Sarah Sjostrom is a phenomenal swimmer. Would you want to coach her? I think many coaches would say yes. The opportunity to work with an athlete on that level is a dream for a lot of coaches.

It's too easy sometimes to say to yourself that the coaches of these phenomenal swimmers are "lucky" to get some one with such "talent".

The truth of the matter is that the higher level the swimmer gets to, the harder the coaching gets. In my career I've worked with a handful of swimmers that ranked in the FINA Top 100. There is still a huge leap from that level to the level of a swimmer like Sjostrom

What I found is that I had a tendency to "over coach", to try to do too much, my first time working with a swimmer that was on a certain level. So I'm trying to do better, I'm trying to anticipate where I might go wrong should I ever get the chance with a swimmer that has Sjostrom's potential. Here's how I might have screwed it up

Stroke Finish

Sarah Sjostrom's completion of her stroke on freestyle and butterfly are something that honestly I wouldn't even think to teach someone until I saw them. Look at what happens in her freestyle. It confounds the technical discussion of "finish your stroke" versus "no, in sprinting it doesn't matter if you finish your stroke". 

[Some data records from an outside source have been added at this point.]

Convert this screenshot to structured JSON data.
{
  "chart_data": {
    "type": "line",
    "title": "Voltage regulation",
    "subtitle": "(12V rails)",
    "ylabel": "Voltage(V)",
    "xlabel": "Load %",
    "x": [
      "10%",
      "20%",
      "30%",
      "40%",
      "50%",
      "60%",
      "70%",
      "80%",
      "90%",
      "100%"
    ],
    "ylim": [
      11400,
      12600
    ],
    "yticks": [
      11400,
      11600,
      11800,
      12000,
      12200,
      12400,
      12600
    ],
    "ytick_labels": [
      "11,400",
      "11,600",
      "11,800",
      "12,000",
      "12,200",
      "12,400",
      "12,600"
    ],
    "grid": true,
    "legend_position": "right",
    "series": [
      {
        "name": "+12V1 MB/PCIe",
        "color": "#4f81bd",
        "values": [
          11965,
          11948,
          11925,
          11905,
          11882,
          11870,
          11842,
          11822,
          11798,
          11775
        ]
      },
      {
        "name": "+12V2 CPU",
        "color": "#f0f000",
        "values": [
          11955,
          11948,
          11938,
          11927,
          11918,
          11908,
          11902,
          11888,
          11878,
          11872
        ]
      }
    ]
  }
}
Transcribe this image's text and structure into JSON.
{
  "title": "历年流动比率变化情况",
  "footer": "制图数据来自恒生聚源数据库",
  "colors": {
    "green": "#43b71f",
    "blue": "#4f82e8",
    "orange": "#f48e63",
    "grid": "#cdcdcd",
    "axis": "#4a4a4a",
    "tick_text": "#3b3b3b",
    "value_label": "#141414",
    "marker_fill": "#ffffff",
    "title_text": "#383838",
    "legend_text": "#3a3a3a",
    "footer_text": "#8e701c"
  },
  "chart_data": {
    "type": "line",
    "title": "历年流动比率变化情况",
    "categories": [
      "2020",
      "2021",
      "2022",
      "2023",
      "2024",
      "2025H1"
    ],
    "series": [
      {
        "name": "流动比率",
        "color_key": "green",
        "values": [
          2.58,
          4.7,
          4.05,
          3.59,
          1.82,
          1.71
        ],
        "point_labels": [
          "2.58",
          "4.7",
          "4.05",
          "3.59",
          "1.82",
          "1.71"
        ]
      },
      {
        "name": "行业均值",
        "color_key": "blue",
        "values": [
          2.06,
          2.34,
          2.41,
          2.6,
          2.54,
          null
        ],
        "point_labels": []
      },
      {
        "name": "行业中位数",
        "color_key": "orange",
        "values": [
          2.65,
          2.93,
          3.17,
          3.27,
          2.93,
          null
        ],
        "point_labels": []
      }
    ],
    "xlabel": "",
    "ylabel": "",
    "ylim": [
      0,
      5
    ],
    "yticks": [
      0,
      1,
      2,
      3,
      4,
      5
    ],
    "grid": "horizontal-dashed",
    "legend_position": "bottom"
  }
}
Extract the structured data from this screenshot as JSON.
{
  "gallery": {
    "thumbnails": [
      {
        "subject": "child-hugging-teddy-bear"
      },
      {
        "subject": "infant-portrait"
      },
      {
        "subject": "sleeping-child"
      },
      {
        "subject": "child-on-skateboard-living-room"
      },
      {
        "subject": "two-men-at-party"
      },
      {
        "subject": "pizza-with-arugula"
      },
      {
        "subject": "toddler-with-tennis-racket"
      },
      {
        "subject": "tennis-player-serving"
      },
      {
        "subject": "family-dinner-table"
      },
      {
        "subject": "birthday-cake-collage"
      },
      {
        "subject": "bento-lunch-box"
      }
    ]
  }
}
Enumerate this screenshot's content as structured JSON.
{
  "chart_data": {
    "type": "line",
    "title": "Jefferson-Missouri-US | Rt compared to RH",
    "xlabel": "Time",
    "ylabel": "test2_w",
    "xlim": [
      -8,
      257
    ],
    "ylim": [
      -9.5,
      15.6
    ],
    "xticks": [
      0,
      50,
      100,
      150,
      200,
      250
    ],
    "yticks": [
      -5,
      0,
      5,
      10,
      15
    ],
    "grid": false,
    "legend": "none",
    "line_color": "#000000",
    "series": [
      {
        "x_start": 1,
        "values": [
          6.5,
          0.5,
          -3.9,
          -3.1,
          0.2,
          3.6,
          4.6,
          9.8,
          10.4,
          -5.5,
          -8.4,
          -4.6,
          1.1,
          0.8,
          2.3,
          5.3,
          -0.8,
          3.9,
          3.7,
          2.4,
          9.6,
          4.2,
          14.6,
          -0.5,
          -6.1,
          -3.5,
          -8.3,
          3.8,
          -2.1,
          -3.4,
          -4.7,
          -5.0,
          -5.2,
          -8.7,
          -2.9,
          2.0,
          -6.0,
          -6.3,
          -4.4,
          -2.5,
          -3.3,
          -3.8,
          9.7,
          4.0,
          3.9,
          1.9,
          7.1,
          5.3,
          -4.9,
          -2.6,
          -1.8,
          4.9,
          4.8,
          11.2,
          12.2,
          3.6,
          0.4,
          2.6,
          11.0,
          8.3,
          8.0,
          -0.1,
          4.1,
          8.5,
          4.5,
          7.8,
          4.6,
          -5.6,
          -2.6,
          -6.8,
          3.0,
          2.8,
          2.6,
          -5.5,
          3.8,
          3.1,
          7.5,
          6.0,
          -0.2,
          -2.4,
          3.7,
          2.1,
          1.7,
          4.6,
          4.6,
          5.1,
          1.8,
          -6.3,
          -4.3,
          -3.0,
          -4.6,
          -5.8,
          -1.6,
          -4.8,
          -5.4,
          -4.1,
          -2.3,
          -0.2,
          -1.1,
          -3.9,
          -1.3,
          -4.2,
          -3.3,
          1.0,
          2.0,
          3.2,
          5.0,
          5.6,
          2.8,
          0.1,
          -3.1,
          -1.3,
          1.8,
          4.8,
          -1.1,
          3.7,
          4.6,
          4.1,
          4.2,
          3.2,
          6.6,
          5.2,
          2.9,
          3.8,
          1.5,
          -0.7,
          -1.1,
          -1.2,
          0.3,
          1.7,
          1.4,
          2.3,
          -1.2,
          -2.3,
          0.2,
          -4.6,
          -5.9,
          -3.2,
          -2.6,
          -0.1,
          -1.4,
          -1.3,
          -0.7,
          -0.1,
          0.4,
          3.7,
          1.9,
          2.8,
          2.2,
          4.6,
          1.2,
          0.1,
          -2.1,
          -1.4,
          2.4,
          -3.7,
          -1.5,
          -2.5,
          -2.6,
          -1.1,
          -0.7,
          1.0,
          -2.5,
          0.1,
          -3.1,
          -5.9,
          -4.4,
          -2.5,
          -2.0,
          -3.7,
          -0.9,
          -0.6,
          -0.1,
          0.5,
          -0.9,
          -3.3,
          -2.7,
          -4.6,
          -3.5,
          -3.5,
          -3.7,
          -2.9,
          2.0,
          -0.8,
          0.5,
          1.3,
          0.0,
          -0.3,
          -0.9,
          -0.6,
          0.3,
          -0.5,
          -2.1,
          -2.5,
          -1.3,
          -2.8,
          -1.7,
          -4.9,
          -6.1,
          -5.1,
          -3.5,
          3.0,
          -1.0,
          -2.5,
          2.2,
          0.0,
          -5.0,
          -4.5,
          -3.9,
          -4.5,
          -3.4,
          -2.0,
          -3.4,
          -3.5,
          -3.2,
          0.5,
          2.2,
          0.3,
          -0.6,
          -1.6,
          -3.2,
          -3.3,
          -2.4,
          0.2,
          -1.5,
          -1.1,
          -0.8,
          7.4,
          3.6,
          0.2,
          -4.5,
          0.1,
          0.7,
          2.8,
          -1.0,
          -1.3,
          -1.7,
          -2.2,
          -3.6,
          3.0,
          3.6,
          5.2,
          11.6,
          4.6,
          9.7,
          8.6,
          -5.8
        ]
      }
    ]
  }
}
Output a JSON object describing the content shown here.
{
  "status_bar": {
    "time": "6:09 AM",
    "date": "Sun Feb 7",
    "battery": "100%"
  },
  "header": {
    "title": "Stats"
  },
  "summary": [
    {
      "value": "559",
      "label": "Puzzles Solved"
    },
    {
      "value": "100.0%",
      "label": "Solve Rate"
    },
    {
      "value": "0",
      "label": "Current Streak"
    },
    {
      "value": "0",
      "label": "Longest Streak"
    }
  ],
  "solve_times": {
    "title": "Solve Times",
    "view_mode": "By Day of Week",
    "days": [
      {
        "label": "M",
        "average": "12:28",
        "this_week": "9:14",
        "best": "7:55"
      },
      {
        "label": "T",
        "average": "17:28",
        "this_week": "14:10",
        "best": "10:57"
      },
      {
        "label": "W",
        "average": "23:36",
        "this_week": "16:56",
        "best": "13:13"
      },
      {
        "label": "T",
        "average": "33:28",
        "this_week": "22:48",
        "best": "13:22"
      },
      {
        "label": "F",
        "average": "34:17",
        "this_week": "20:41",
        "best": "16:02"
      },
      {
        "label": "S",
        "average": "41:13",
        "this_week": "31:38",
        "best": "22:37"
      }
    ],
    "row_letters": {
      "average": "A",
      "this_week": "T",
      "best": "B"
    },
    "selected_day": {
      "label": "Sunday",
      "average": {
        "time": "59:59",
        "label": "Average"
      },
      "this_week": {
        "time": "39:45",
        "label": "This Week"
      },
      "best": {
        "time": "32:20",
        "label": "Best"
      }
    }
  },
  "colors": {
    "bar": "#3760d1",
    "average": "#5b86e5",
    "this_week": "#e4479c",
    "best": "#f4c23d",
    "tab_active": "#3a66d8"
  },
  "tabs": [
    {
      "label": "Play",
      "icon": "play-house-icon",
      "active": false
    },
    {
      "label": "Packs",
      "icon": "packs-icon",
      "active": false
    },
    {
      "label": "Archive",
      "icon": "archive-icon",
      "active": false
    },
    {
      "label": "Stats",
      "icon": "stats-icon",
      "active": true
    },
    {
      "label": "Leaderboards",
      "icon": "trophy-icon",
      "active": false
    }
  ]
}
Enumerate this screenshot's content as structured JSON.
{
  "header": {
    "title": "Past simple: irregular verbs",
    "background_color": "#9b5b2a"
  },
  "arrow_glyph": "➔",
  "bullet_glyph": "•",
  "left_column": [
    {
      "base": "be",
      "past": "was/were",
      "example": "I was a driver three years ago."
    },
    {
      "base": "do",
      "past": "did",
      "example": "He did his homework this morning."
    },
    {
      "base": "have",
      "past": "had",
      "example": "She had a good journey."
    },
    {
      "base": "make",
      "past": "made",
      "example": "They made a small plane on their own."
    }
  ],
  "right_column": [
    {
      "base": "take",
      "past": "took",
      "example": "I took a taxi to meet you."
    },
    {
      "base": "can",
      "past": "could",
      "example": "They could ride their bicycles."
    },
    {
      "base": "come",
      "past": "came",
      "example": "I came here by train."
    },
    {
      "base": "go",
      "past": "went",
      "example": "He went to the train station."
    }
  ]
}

More than any swimmer I have ever seen, Sarah seems to get her elbow out early, while somehow still finishing with her hand fairly far back, but with no flick of momentum with that arm up in the air. The stroke finishes hard and transfers energy into the recovery immediately, allowing her to both pull a lot of water and get a fast stroke rate. Look at this video in 0.25 speed from 2:13 (Sjostrom is in the lead):

Likewise in butterfly, Sjostrom has complete control over the finish of her stroke and is able to redirect her arms forward immediately. Compare the ease with which she recovers her stroke.

Sarah Sjostrom is one of the best "inside out" swimmers I have ever seen. The finish, the pull underwater, even her kick all come from an incredible center (the term core is politically incorrect these days) that gives her huge control over what her extremities are doing. 

Pacing

Sjostrom has just had her best freestyle meet of her career. While she has always been highly competitive in 50-100-200 freestyle, the butterfly races have been her bread and butter since age 15.

Sjostrom's butterfly pacing relies on devestating back-halfs. Her speed advantage in fly is such that she can go out in 26 low "easy" and have plenty of energy to swim the back half in 29. She tried to go out faster in Budapest and did not break her own record.

You would think that the same pacing rules might work for Sjostrom in the 100 freestyle, and maybe they will. But it's hard to argue that she should hold back in freestyle when she broke a world record and went 51.7. I would probably be even more likely to second guess this tactic after the 100 free final where she got run down by Simone Manuel.

But would we have seen 51.7 if Sjostrom had played it safe? Probably not.

Overall, Sjostrom's swimming shows a creativity and autonomy from herself as a swimmer that is unique at the top levels of swimming. The lesson we should learn as coaches is not to copy the precise movements she is making in the water, but to find out what process she (and her coach) used to create those movements.